Roast carrots in 375-degree oven for however long carrots take to roast during Pandemic Standard Time. 

Remove and let cool. 

Day Two

Wake up, make coffee, and stare at the casserole dish of roasted carrots sitting on the stove. Consider transferring them to a dish and refrigerating until you have the energy to complete the next step.

Realize you can skip dirtying another dish if you just put the carrots in the blender. Place blender full of roasted carrots on the counter along with chicken broth, an onion, cumin, and coriander, and a lemon.

Take a picture and consider posting to your Instagram story with the quip, “I figured if I just put all the ingredients next to each other, it would somehow make itself.” Workshop the quip until you eventually talk yourself out of posting it.

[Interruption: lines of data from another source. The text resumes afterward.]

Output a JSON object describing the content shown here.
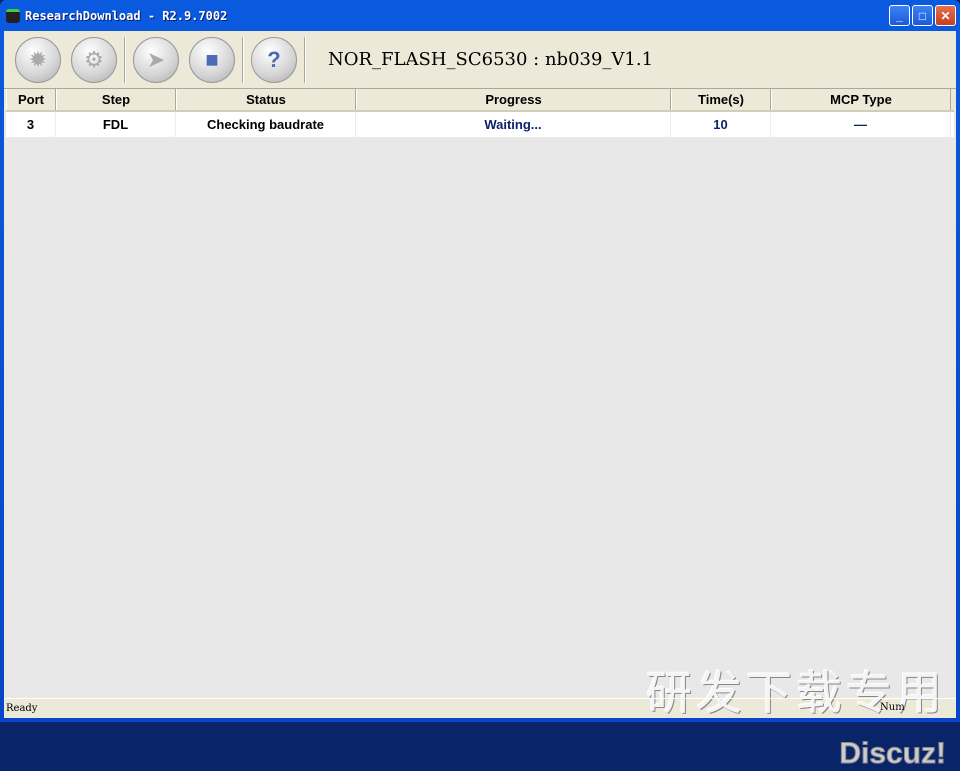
{
  "window": {
    "title": "ResearchDownload - R2.9.7002",
    "minimize": "_",
    "maximize": "□",
    "close": "✕"
  },
  "toolbar": {
    "buttons": [
      {
        "name": "load-packet",
        "icon": "gear-icon",
        "glyph": "✹"
      },
      {
        "name": "settings",
        "icon": "gears-icon",
        "glyph": "⚙"
      },
      {
        "name": "start",
        "icon": "play-icon",
        "glyph": "➤"
      },
      {
        "name": "stop",
        "icon": "stop-icon",
        "glyph": "■"
      },
      {
        "name": "help",
        "icon": "question-icon",
        "glyph": "?"
      }
    ],
    "project": "NOR_FLASH_SC6530 : nb039_V1.1"
  },
  "table": {
    "columns": [
      "Port",
      "Step",
      "Status",
      "Progress",
      "Time(s)",
      "MCP Type"
    ],
    "rows": [
      {
        "port": "3",
        "step": "FDL",
        "status": "Checking baudrate",
        "progress": "Waiting...",
        "time": "10",
        "mcp": "—"
      }
    ]
  },
  "watermark": {
    "text": "研发下载专用",
    "brand": "Discuz!"
  },
  "statusbar": {
    "text": "Ready",
    "num": "Num"
  }
}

Dig through your freezer for a frozen burrito. Heat it up and eat while watching YouTube videos of late night TV hosts in their houses talk about how hard it is not having a live audience. It’s finally dark out, so it must be bedtime. Thank God. 

Day Three

Wake up, make coffee, and think about what a strange and sad time we’re living in and how the pandemic is so abstract and massive, making it so hard to know where to direct your thoughts on any given day so you question every act and wonder if it could be your last. 

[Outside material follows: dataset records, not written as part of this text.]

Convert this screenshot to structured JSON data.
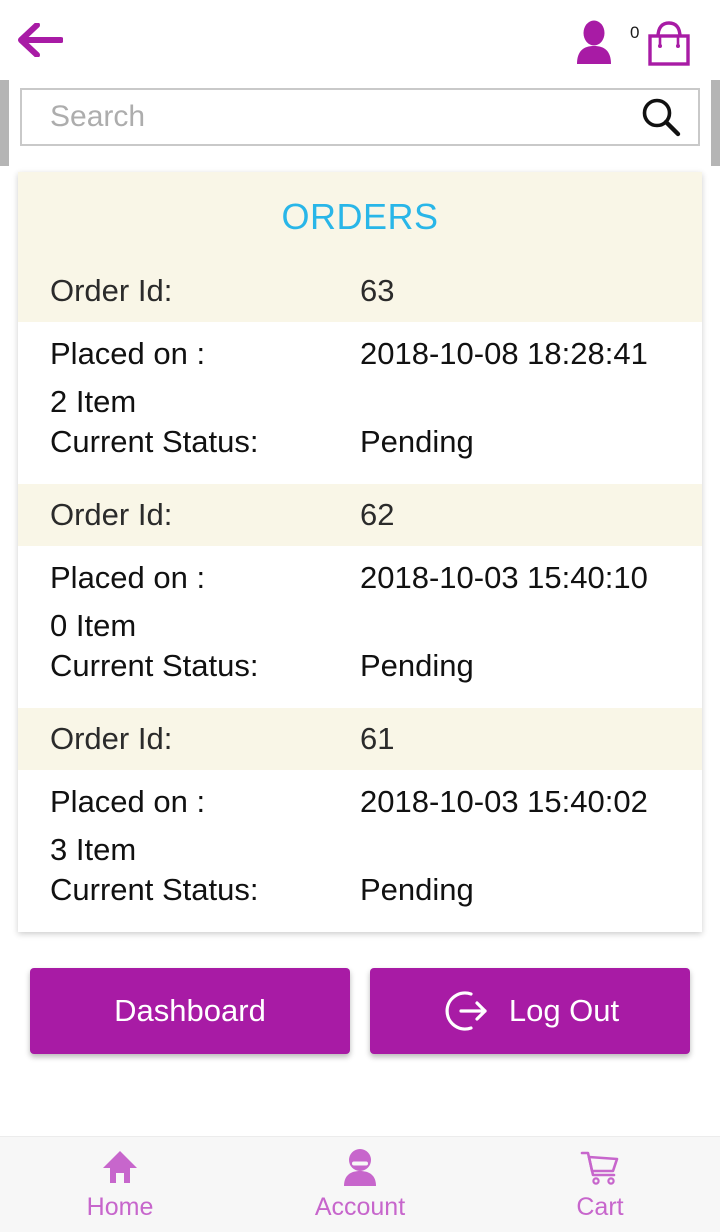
{
  "header": {
    "back_icon": "arrow-left-icon",
    "account_icon": "person-icon",
    "cart_icon": "shopping-bag-icon",
    "cart_count": "0"
  },
  "search": {
    "placeholder": "Search",
    "value": "",
    "icon": "search-icon"
  },
  "orders_card": {
    "title": "ORDERS",
    "labels": {
      "order_id": "Order Id:",
      "placed_on": "Placed on :",
      "current_status": "Current Status:"
    },
    "orders": [
      {
        "id": "63",
        "placed_on": "2018-10-08 18:28:41",
        "items": "2 Item",
        "status": "Pending"
      },
      {
        "id": "62",
        "placed_on": "2018-10-03 15:40:10",
        "items": "0 Item",
        "status": "Pending"
      },
      {
        "id": "61",
        "placed_on": "2018-10-03 15:40:02",
        "items": "3 Item",
        "status": "Pending"
      }
    ]
  },
  "actions": {
    "dashboard_label": "Dashboard",
    "logout_label": "Log Out",
    "logout_icon": "logout-arrow-icon"
  },
  "bottom_nav": {
    "items": [
      {
        "label": "Home",
        "icon": "home-icon"
      },
      {
        "label": "Account",
        "icon": "person-icon"
      },
      {
        "label": "Cart",
        "icon": "shopping-cart-icon"
      }
    ]
  },
  "colors": {
    "brand_purple": "#A81BA5",
    "nav_purple": "#C766CC",
    "title_cyan": "#29B6E8",
    "cream_row": "#F9F6E7"
  }
}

Place some butter and olive oil from one of the other five olive oils in a frying pan. 

Chop up the onion and place in pan, simmer with the cumin and coriander. Notice you’re running out of both. Go to your laptop to add coriander to your Amazon cart. Stare at the screen and try to figure out how even coriander is out of stock.

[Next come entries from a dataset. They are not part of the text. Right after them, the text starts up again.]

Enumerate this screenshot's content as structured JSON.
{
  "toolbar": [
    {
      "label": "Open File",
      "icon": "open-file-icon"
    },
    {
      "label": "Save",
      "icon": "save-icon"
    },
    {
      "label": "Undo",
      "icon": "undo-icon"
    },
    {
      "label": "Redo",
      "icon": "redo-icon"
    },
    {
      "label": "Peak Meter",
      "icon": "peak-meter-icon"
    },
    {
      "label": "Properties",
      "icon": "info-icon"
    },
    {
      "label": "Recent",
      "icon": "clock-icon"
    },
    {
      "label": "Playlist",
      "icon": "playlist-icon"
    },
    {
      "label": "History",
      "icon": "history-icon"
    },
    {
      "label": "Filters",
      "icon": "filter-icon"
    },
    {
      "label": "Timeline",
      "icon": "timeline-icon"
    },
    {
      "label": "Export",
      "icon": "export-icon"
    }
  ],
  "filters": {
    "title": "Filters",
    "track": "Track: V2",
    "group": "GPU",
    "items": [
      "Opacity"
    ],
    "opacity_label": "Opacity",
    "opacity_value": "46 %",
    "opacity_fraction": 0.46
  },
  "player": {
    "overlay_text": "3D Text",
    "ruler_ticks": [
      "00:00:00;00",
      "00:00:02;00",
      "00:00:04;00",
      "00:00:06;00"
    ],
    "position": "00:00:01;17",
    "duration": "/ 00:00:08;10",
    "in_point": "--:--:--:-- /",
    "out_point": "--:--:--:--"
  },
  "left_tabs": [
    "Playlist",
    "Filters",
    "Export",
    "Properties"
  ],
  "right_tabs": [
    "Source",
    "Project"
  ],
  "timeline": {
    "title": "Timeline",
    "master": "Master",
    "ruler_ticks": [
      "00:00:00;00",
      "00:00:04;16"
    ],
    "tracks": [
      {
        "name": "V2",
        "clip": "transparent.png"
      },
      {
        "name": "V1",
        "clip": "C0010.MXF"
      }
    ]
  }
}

Add the boxed chicken broth you bought ahead of the massive snowstorm that paralyzed Seattle last year because it’s about to expire. Realize you should probably check the expiration date on everything else in the cupboard you pulled it from. Notice the giant package of Red Vines you bought because they’d be a “nice treat” during a crisis have expired. Contemplate how it is that even Red Vines have an expiration date. Think that surely you could still eat them but what if you get sick from Red Vines what a dumb way to die during a pandemic. Throw out the Red Vines.  

Let the onions and broth cool while you read the news and roller coaster through rage, tears, and grief. 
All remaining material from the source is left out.